Monday, March 21, 2016

An open apology

Most of the time I write a blog post, I imagine that the people reading it want to know about the stories and lives of my patients in the hospital. On some occasions I branch out. And lately I've struggled with something a little different.

My fellow missionaries.

Not the ones who serve alongside me at Kudjip. I mean the cadre of missionaries around the world – of whom I know a small collection – working to improve lives and share God's love in a myriad of ways.

By nature I feel I am a competitive person. At four years old, I joined my first soccer team – the Hawks. We had uniforms of silver with black vertical pinstripes, black shorts and black socks. I played goalie for one game and let in a bunch of goals. I quickly got out of the goal box into “midfield” - though positions at that age are laughable in soccer. We barely had a winning season.

I can't remember anything else about being four, but I remember my first team. Throughout my life I have LOVED soccer – the competitive nature, the teamwork, being outside in all weather and how the skills were so international.

In high school, once I stopped messing around being a rebellious teenager, I crushed my school work and standardized tests, carrying the same attitude into undergraduate studies and medical school.

Clearly one of my proudest moments

In some ways I like this nature – it pushes me to excel, to accept challenges and to hit problems head on and work hard.

But there is a downside, and I'm learning it, albeit slowly.

I struggle comparing myself and my ministry to other missionaries frequently. Competing with my co-laborers.

We have friends serving in parts of the world that I can't even mention. We have friends serving in parts of the world with the worst health statistics in most categories. We have friends serving in battle zones - in the backyard of ISIS. We have friends in some really difficult places. And recently I've encountered various “movements” which emphasize certain parts of the world neglected by missions.

Why do I find myself disliking these movements?

Because the place I work is surrounded by tropical jungle and lush gardens? Because the majority of this island is “Christian”? Because the temperature varies from 55 to 85 degrees? Because my mission field isn't in the 10/40 window or on somebody's list of tough-to-reach places? Because I'm not the “best” missionary I know? 

Our rugged mission field

Sadly, yes.

So I've had a bit of a bad attitude. I haven't acted on it much, but isn't it wrong to even harbor ill will toward your brother in your heart?  More importantly, I'm realizing the effect it has on my own ministry here. Am I minimizing the kinds of things I can do to show God's love among the PNG highlanders because I'm too preoccupied with how my efforts stack up against someone else?

This week I've sat down and joined my hands in prayer with patients who won't survive a year, a month or even a week. I've prayed for them full of nothing but tears. I've told people they have HIV and that their lives will never be the same. I've told a young mother her child is dying of cancer and there's nothing to be done for them. I've told a husband that his wife and mother to his four children will not live through her hospital stay – and been sadly proven right within a couple of days. I've pushed the last few breaths into the life of a young man that I know would have survived if he lived in a country with intensive care units.

But are none of them considered “high priority” because they are not on somebody's list or in the "window"?

 So close ...

 In my exam room, the operating room or walking the wards surrounded by the sounds of grieving family members - have I allowed myself to believe that?  And to question if my time and energy is worthwhile in this place?  Sometimes, I have.

(Note: obviously this is not necessarily the belief of those involved in difficult places or these kinds of movements, but my own personal challenge)
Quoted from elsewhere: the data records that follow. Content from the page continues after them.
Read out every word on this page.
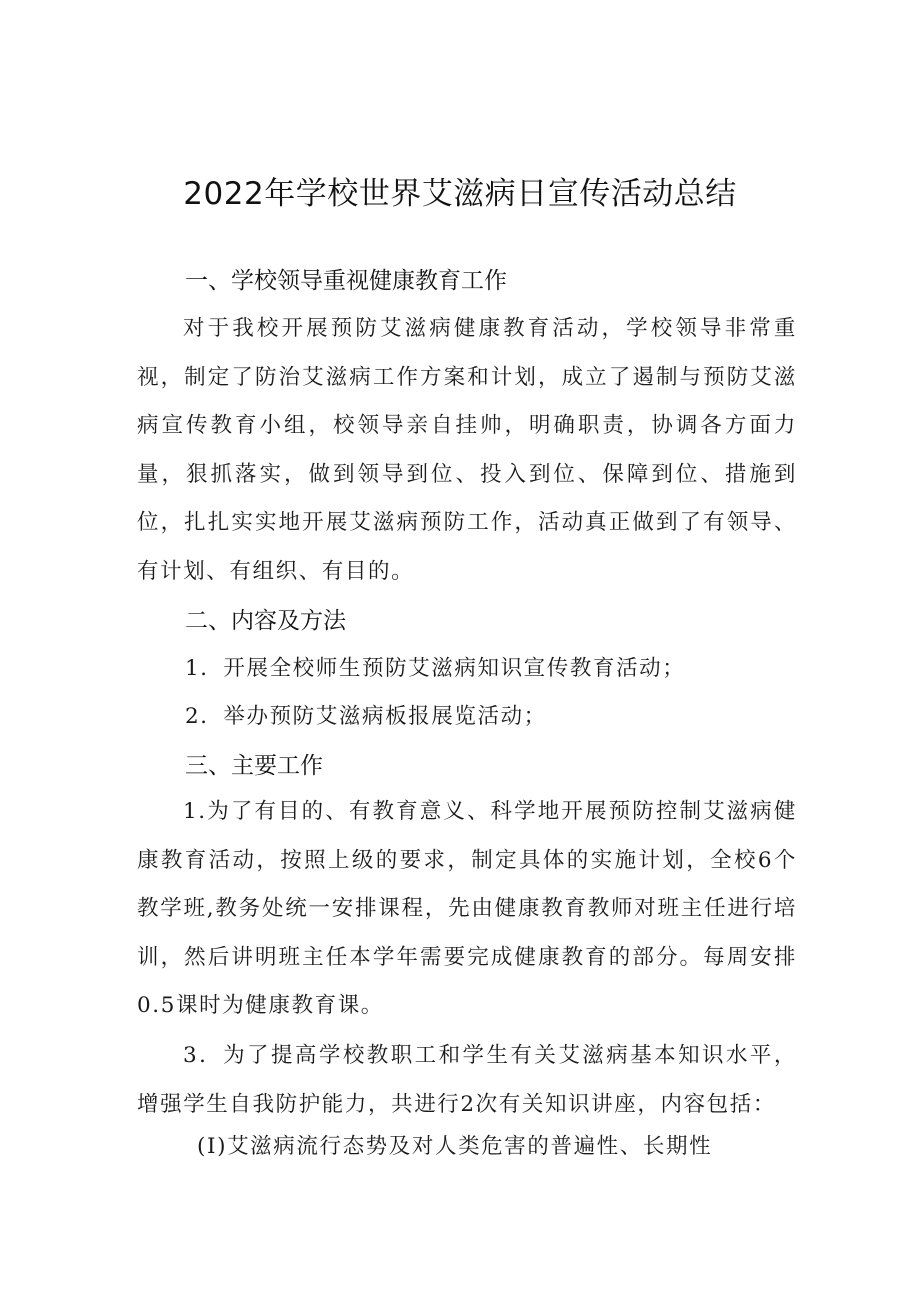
2022年学校世界艾滋病日宣传活动总结
一、学校领导重视健康教育工作

对于我校开展预防艾滋病健康教育活动，学校领导非常重视，制定了防治艾滋病工作方案和计划，成立了遏制与预防艾滋病宣传教育小组，校领导亲自挂帅，明确职责，协调各方面力量，狠抓落实，做到领导到位、投入到位、保障到位、措施到位，扎扎实实地开展艾滋病预防工作，活动真正做到了有领导、有计划、有组织、有目的。

二、内容及方法
1．开展全校师生预防艾滋病知识宣传教育活动；
2．举办预防艾滋病板报展览活动；
三、主要工作

1.为了有目的、有教育意义、科学地开展预防控制艾滋病健康教育活动，按照上级的要求，制定具体的实施计划，全校6个教学班,教务处统一安排课程，先由健康教育教师对班主任进行培训，然后讲明班主任本学年需要完成健康教育的部分。每周安排0.5课时为健康教育课。

3．为了提高学校教职工和学生有关艾滋病基本知识水平，增强学生自我防护能力，共进行2次有关知识讲座，内容包括：

(I)艾滋病流行态势及对人类危害的普遍性、长期性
So I apologize to my comrades around the world for having a bad attitude - thinking that my ministry needs to compete with others.  But also to my ministry here in PNG because I've let that competitive spirit skew my perception of the sacred work that we've been given to do, each in our different ways to different people.

And going forward, I pray that I can learn to better appreciate whatever way God allows me to bring genuine healing and hope to people, families, the mountains of PNG and, in some way, the world that He desperately hopes to restore.

“O most loving God, who in the Person of Thy Son Jesus Christ didst manifest Thy love to man by relieving all manner of suffering and healing all manner of disease, grant Thy blessing, I pray, to all who in any corner of the world are serving in Christ's name:
All ministers of the gospel of Christ:
All social workers:
All missionary workers abroad:
All doctors and nurses who faithfully tend the sick.
Accomplish through them Thy great purpose of goodwill to men, and grant them in their own hearts the joy of Christ's most real presence.”